Centralize space regulation
The first hurdle that must be overcome is obtaining legal approval. Federal regulations on space activity make obtaining permissions a tedious and expensive process. The process of governmental approval of a satellite launch follows a general pattern.
First, candidates must get a launch license from the Federal Aviation Administration (FAA). If the satellite has remote sensing capabilities, a license from the Department of Commerce is also necessary. More licenses are required from the Federal Communications Commission, Department of State, and other organizations. The chart below lists the various organizations and oversight requirements groups must meet before receiving approval:
Despite the obstacles, some commercial satellite projects do get approved. As of 2018, 119 remote sensing licenses have been granted to around 1,000 imaging satellites, owned by both private corporations as well as universities.
This challenge isn’t unique to wildfire technology. Other industries have submitted proposals to centralize all licenses for commercial spacecraft under one government organization. This would look something like making the FAA the primary resource for space entrepreneurs. Centralization would make the licensing process more viable for innovators. Up to now this solution has been largely ignored in Congress, but the wildfire issue adds an element of urgency that may change some minds. Streamlining this process could make it easier to test, innovate, and deploy these systems.
Proactively fund satellite fire detection
The second main challenge that wildfire detection satellite projects face is the high upfront cost. Without the proper financial capital, remote sensing system implementation is unlikely. For example, FUEGO’s satellite would likely cost about $300 million to build and launch. That kind of money is usually only obtained through government investment, but legal and monetary obstacles make this difficult.
Land management agencies are disincentivized from pursuing satellite projects because of barriers to cost-sharing between agencies. Retiring siloed funding policies would allow for remote sensing technology to become the norm for government wildfire efforts. Otherwise, very wealthy corporate sponsors are a must (think Elon Musk’s Starlink).

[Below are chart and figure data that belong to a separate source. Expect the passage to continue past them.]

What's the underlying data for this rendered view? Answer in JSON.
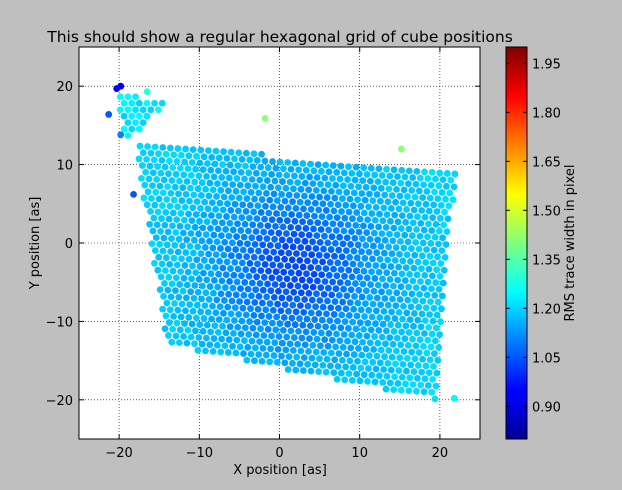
{
  "window": {
    "background": "#bfbfbf"
  },
  "chart_data": {
    "type": "scatter",
    "title": "This should show a regular hexagonal grid of cube positions",
    "xlabel": "X position [as]",
    "ylabel": "Y position [as]",
    "xlim": [
      -25,
      25
    ],
    "ylim": [
      -25,
      25
    ],
    "xticks": [
      -20,
      -10,
      0,
      10,
      20
    ],
    "yticks": [
      -20,
      -10,
      0,
      10,
      20
    ],
    "xtick_labels": [
      "−20",
      "−10",
      "0",
      "10",
      "20"
    ],
    "ytick_labels": [
      "−20",
      "−10",
      "0",
      "10",
      "20"
    ],
    "grid": true,
    "grid_style": "dotted",
    "colorbar": {
      "label": "RMS trace width in pixel",
      "min": 0.8,
      "max": 2.0,
      "ticks": [
        0.9,
        1.05,
        1.2,
        1.35,
        1.5,
        1.65,
        1.8,
        1.95
      ],
      "tick_labels": [
        "0.90",
        "1.05",
        "1.20",
        "1.35",
        "1.50",
        "1.65",
        "1.80",
        "1.95"
      ],
      "colormap": "jet"
    },
    "series": [
      {
        "name": "cube positions",
        "grid_region": {
          "corners": [
            [
              -18,
              12.5
            ],
            [
              22,
              9.5
            ],
            [
              19.5,
              -20
            ],
            [
              -14,
              -13
            ]
          ],
          "spacing": 0.95,
          "angle_deg": -4
        },
        "value_baseline": 1.15,
        "outlier_points": [
          {
            "x": -20.3,
            "y": 19.7,
            "value": 0.95
          },
          {
            "x": -19.8,
            "y": 20.0,
            "value": 0.95
          },
          {
            "x": -21.3,
            "y": 16.4,
            "value": 1.05
          },
          {
            "x": -1.8,
            "y": 15.9,
            "value": 1.42
          },
          {
            "x": 15.2,
            "y": 12.0,
            "value": 1.42
          },
          {
            "x": -16.5,
            "y": 19.3,
            "value": 1.3
          },
          {
            "x": 21.8,
            "y": -19.8,
            "value": 1.25
          },
          {
            "x": -18.2,
            "y": 6.2,
            "value": 1.05
          },
          {
            "x": -19.8,
            "y": 13.8,
            "value": 1.1
          }
        ],
        "wing_points": {
          "corners": [
            [
              -20.5,
              19.2
            ],
            [
              -13.5,
              18.0
            ],
            [
              -19.2,
              13.0
            ]
          ],
          "value": 1.22
        }
      }
    ]
  }
}
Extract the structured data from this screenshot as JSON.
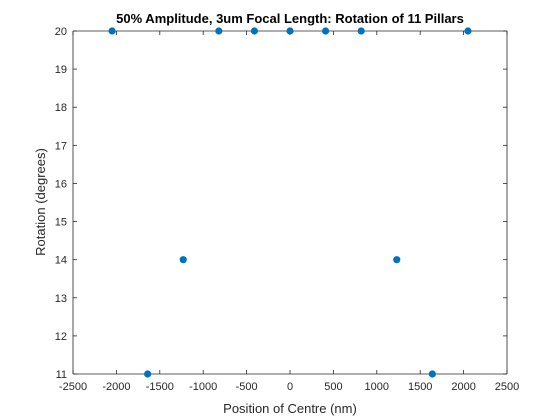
{
  "chart_data": {
    "type": "scatter",
    "title": "50% Amplitude, 3um Focal Length: Rotation of 11 Pillars",
    "xlabel": "Position of Centre (nm)",
    "ylabel": "Rotation (degrees)",
    "xlim": [
      -2500,
      2500
    ],
    "ylim": [
      11,
      20
    ],
    "xticks": [
      -2500,
      -2000,
      -1500,
      -1000,
      -500,
      0,
      500,
      1000,
      1500,
      2000,
      2500
    ],
    "yticks": [
      11,
      12,
      13,
      14,
      15,
      16,
      17,
      18,
      19,
      20
    ],
    "grid": false,
    "marker_color": "#0072BD",
    "axis_color": "#262626",
    "series": [
      {
        "points": [
          {
            "x": -2050,
            "y": 20
          },
          {
            "x": -1640,
            "y": 11
          },
          {
            "x": -1230,
            "y": 14
          },
          {
            "x": -820,
            "y": 20
          },
          {
            "x": -410,
            "y": 20
          },
          {
            "x": 0,
            "y": 20
          },
          {
            "x": 410,
            "y": 20
          },
          {
            "x": 820,
            "y": 20
          },
          {
            "x": 1230,
            "y": 14
          },
          {
            "x": 1640,
            "y": 11
          },
          {
            "x": 2050,
            "y": 20
          }
        ]
      }
    ]
  }
}
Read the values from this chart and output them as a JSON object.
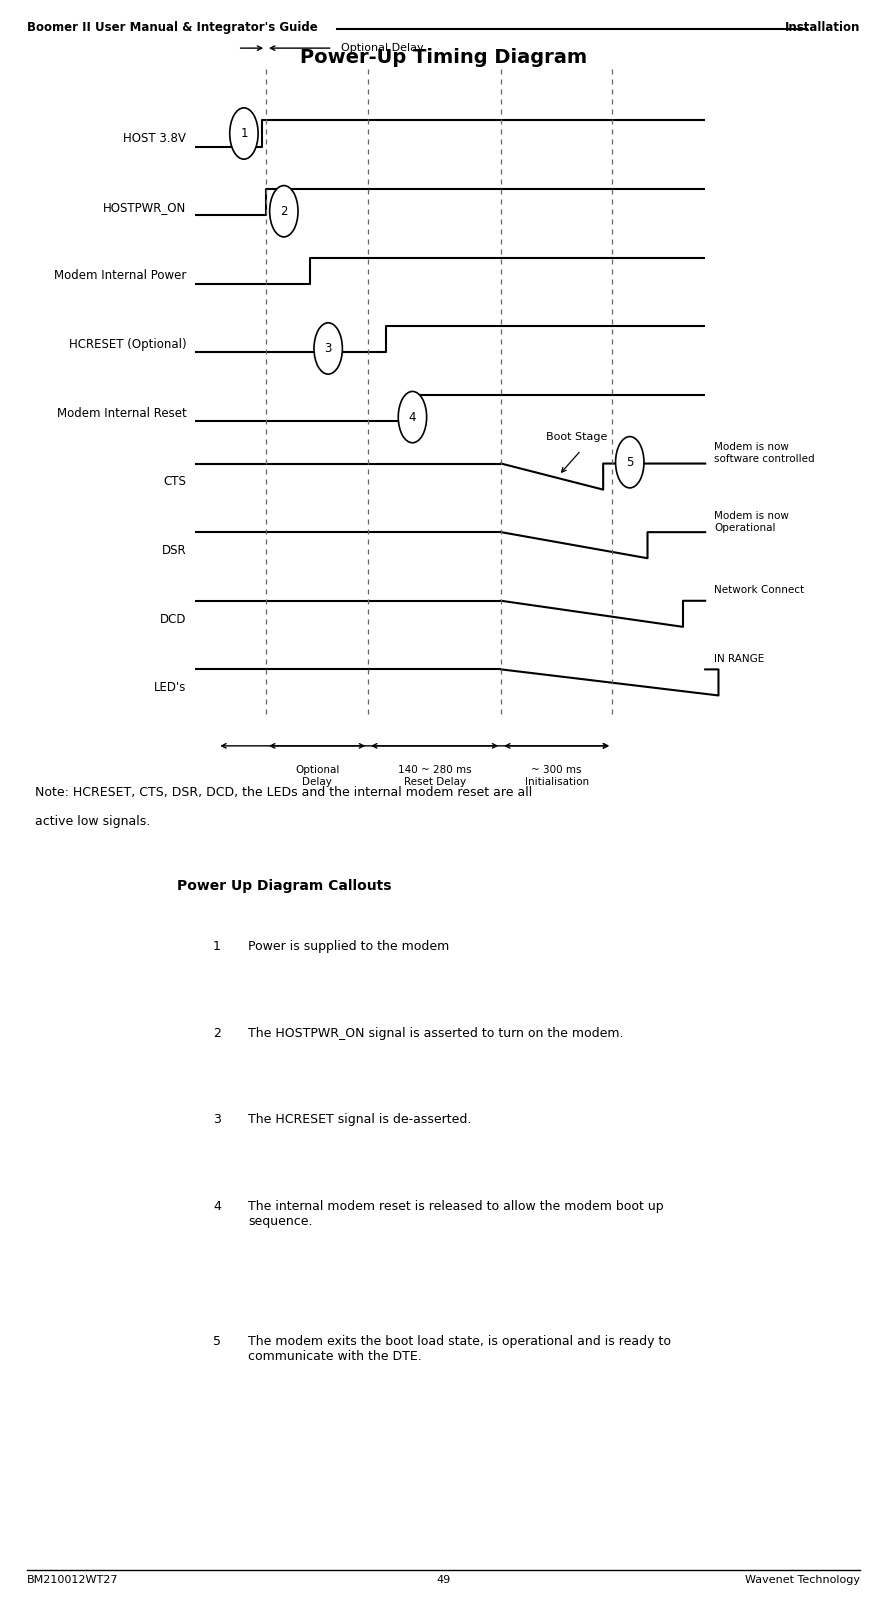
{
  "title": "Power-Up Timing Diagram",
  "header_left": "Boomer II User Manual & Integrator's Guide",
  "header_right": "Installation",
  "footer_left": "BM210012WT27",
  "footer_center": "49",
  "footer_right": "Wavenet Technology",
  "note_line1": "Note: HCRESET, CTS, DSR, DCD, the LEDs and the internal modem reset are all",
  "note_line2": "active low signals.",
  "callouts_title": "Power Up Diagram Callouts",
  "callouts": [
    {
      "num": "1",
      "text": "Power is supplied to the modem"
    },
    {
      "num": "2",
      "text": "The HOSTPWR_ON signal is asserted to turn on the modem."
    },
    {
      "num": "3",
      "text": "The HCRESET signal is de-asserted."
    },
    {
      "num": "4",
      "text": "The internal modem reset is released to allow the modem boot up\nsequence."
    },
    {
      "num": "5",
      "text": "The modem exits the boot load state, is operational and is ready to\ncommunicate with the DTE."
    }
  ],
  "signals": [
    "HOST 3.8V",
    "HOSTPWR_ON",
    "Modem Internal Power",
    "HCRESET (Optional)",
    "Modem Internal Reset",
    "CTS",
    "DSR",
    "DCD",
    "LED's"
  ],
  "bg_color": "#ffffff",
  "line_color": "#000000",
  "dashed_color": "#666666"
}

Even with agency collaboration, $300 million can seem like a heavy price tag. But to put that into perspective, compare it with the US government’s annual spending on fire suppression. In the past 5 years, suppression spending totaled $14.3 billion — an average of nearly $3 billion per year.
That $300 million feels even smaller when compared to the damages that early detection could potentially prevent. A recent study in Nature Sustainability found that the 2018 wildfire season caused more than $148 billion of damage just in the state of California. The $300 million cost is a tiny fraction of the potential benefits a wildfire detection satellite could provide.
Spreading funding out across multiple government agencies could help incentivize such investments. Even with significant policy barriers, the US government has backed many commercial space companies since the industry’s emergence in the 2000s. These products have been used for national defense, disaster mapping and response, and the general benefit of society.
In fact, the government recently invested in Planet Labs, a remote sensing company. The company’s mission is to provide satellite imagery to solve issues ranging from traffic to flood monitoring. Placing a similar value on wildfire prevention should be a priority.
Entrepreneurs, policymakers, and innovators alike should invest in a future where fires can be detected within minutes of being started and put out within hours. Having the power to quickly detect wildfires that put communities at risk will only get more important as wildfire seasons continue to lengthen and communities continue to develop in wildfire-prone regions.
With a little collaboration, satellites can become an effective tool in the belt of fire responders.